Last year Merseyside Police recorded over 200 firearm offences, placing it in the top 10 of worst affected areas in England and Wales. Liverpool city council looks set to be taken under full control by the Government amid the continuing fallout of political scandals and financial struggles, with debts expected to hit almost £100m by 2025. In the streets near to where Olivia was killed, there certainly remains a palpable fear that gun violence is never far away “Buying a gun is like buying a packet of crisps around here,” said a mum whose daughters knew Olivia from school. “I feel sick about how her mum must be feeling. It is disgusting, you cannot even keep your kids safe in your own home.”
Floral tributes were left next to the cordon on Kingsheath Avenue, many of which contained touching messages. One tribute read: “Words cannot describe how this tragedy has turned this city upside down. Our thoughts and prayers are with the family at this terribly sad time. Rest in Peace little one.” Another said: “A precious little angel has been taken too soon. God bless. Sleep tight Olivia.” Whilst a third read: “R.I.P Olivia, it feels like only yesterday you were in my garden laughing and playing.”
A darker side to the city
Very few cities outside of London have a richer cultural past than Liverpool. Locals quite rightly take pride in their city for the huge numbers of famous people it has produced; but there is also a darker side to the city which is linked to violence, fuelled by the drugs trade and guns.

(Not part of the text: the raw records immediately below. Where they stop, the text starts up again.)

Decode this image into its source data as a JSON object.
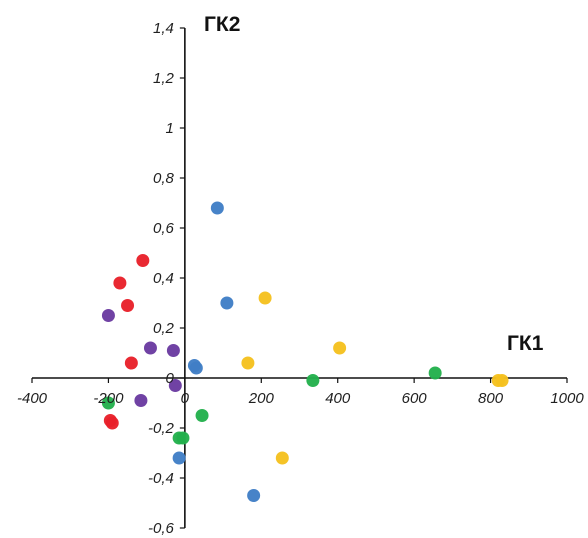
{
  "chart_data": {
    "type": "scatter",
    "title": "",
    "xlabel": "ГК1",
    "ylabel": "ГК2",
    "xlim": [
      -400,
      1000
    ],
    "ylim": [
      -0.6,
      1.4
    ],
    "xticks": [
      -400,
      -200,
      0,
      200,
      400,
      600,
      800,
      1000
    ],
    "xtick_labels": [
      "-400",
      "-200",
      "0",
      "200",
      "400",
      "600",
      "800",
      "1000"
    ],
    "yticks": [
      1.4,
      1.2,
      1.0,
      0.8,
      0.6,
      0.4,
      0.2,
      0.0,
      -0.2,
      -0.4,
      -0.6
    ],
    "ytick_labels": [
      "1,4",
      "1,2",
      "1",
      "0,8",
      "0,6",
      "0,4",
      "0,2",
      "0",
      "-0,2",
      "-0,4",
      "-0,6"
    ],
    "grid": false,
    "legend": "none",
    "series": [
      {
        "color": "#e8202a",
        "points": [
          {
            "x": -110,
            "y": 0.47
          },
          {
            "x": -170,
            "y": 0.38
          },
          {
            "x": -150,
            "y": 0.29
          },
          {
            "x": -140,
            "y": 0.06
          },
          {
            "x": -195,
            "y": -0.17
          },
          {
            "x": -190,
            "y": -0.18
          }
        ]
      },
      {
        "color": "#6a3aa0",
        "points": [
          {
            "x": -200,
            "y": 0.25
          },
          {
            "x": -90,
            "y": 0.12
          },
          {
            "x": -30,
            "y": 0.11
          },
          {
            "x": -25,
            "y": -0.03
          },
          {
            "x": -115,
            "y": -0.09
          }
        ]
      },
      {
        "color": "#22b04c",
        "points": [
          {
            "x": -200,
            "y": -0.1
          },
          {
            "x": 45,
            "y": -0.15
          },
          {
            "x": -15,
            "y": -0.24
          },
          {
            "x": -5,
            "y": -0.24
          },
          {
            "x": 335,
            "y": -0.01
          },
          {
            "x": 655,
            "y": 0.02
          }
        ]
      },
      {
        "color": "#3f7ec6",
        "points": [
          {
            "x": 85,
            "y": 0.68
          },
          {
            "x": 110,
            "y": 0.3
          },
          {
            "x": 30,
            "y": 0.04
          },
          {
            "x": 25,
            "y": 0.05
          },
          {
            "x": -15,
            "y": -0.32
          },
          {
            "x": 180,
            "y": -0.47
          }
        ]
      },
      {
        "color": "#f5c11e",
        "points": [
          {
            "x": 210,
            "y": 0.32
          },
          {
            "x": 405,
            "y": 0.12
          },
          {
            "x": 165,
            "y": 0.06
          },
          {
            "x": 255,
            "y": -0.32
          },
          {
            "x": 830,
            "y": -0.01
          },
          {
            "x": 820,
            "y": -0.01
          }
        ]
      }
    ]
  }
}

A report released recently found that 70 per cent of all links to weapons examined in Britain led back to Liverpool and the north-west of England, where it was discovered that the area was home to a network of gun factories, which were converting low-calibre weapons into deadly automatic firearms, for enormous profit.
The majority of the shootings and stabbings do not make the national headlines, but sometimes they need to. The shocking murder of little nine year old Olivia Pratt-Korbel, brutally shot dead in her own home, whilst sheltering behind her doting mother, where she, and every other child should feel completely safe, is a horrifying reminder that there are certain individuals, who are perfectly prepared to commit the most appalling of crimes, on even the most innocent of victims.
These people are so embedded into gang culture, that they have a twisted grip on reality; existing in a parallel world and seemingly nobody is off limits to their wickedness, and sadly there does not appear to be any answer to them. They can be found in most cities up and down the country, with Liverpool very much at the forefront.